To differ just a bit, let me suggest that we reframe the tired trope of The Mommy Wars. Rather than envision it as women against women, home values versus workplace values, or stay-at-home mothers and their idealized notions of their best selves versus working mothers and their idealized versions of their best selves, shall we not acknowledge that both types of women live within every mother? Every mother wants to love and nurture a healthy child, but she also wants, needs, and is entitled to an income, a decent standard of living, dignified work, intellectual challenges, modern healthcare and the respect of others.

Few women have the economic freedom to stay home full-time for the eighteen years of a beloved child's childhood. Many can't afford to stay home even six weeks without maternity leave. Others, who failed to successfully launch a career before the birth of a child, can't find a way to affordably enter the job market; they stay home because childcare costs exceed what they could earn. [A 2010 study by two Census Bureau sociologists found that--perhaps counter-intuitively--most stay-at-home mothers are not affluent highly-educated women, but are women without high school degrees, a majority of them Hispanic.]

Most mothers are doing the best they can. They swing-shift, job-share, freelance, temp, telecommute, fill in, work part-time, babysit for others, substitute, carpool, invent and consult. Young American mothers today, to an incredible degree, are discovering how to generate income from home, online. Millions of women see the rearing of children as the richest, most meaningful work they will ever do. But even the Most Extreme Devotees of Mothering live in the real world; they, too, must buy groceries and gas, pay rent or a mortgage, and pay back student loans. Some will make do with the old car, the small house, the clothes from the consignment shop, if it will allow them to stay home with their children another year. Like everyone in this recession-hit world, most hope that someday, when they re-enter the job market, they will find work equivalent to their skills and talents.

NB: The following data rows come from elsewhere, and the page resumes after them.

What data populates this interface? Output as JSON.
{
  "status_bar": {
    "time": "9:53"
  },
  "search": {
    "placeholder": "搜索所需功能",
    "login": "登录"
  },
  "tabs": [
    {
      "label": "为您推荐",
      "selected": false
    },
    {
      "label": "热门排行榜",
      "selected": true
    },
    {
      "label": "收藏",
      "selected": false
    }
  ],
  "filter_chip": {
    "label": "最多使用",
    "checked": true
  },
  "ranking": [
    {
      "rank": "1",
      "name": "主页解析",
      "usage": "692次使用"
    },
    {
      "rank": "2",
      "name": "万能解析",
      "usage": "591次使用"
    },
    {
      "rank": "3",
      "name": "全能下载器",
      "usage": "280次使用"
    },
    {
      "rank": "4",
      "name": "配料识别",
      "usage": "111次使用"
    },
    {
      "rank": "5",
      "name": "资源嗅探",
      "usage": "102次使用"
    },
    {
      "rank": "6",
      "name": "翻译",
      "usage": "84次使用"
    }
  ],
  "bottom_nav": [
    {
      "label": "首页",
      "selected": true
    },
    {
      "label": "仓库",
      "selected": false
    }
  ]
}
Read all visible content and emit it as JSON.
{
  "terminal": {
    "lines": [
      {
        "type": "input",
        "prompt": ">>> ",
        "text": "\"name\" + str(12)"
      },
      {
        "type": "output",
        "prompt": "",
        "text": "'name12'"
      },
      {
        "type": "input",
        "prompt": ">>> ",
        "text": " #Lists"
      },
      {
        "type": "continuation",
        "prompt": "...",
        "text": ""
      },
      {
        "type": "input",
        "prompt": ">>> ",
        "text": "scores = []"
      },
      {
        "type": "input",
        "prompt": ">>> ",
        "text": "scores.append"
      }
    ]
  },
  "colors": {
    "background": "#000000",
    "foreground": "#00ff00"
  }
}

To choose -- whether for weeks, months, or years -- l'idéologie du naturalisme, attachment parenting, is not to forgo all ambition. It is not to create a retro scene that, as Badinter writes, "sexist men can celebrate" nor is it to grimly and with a sense of biological destiny take up a life of "masochism and sacrifice." It is to enter into the world of the baby and young child with passion and creativity for as long as a mother finds it enriching and necessary and for as long as she and her partner, if she has one, can afford it. The high energy and joy of my early years of mothering were highlights of my life. It wasn't a trade-off. I wasn't choosing the rearing of happy children over the desire for a career. I always wanted both.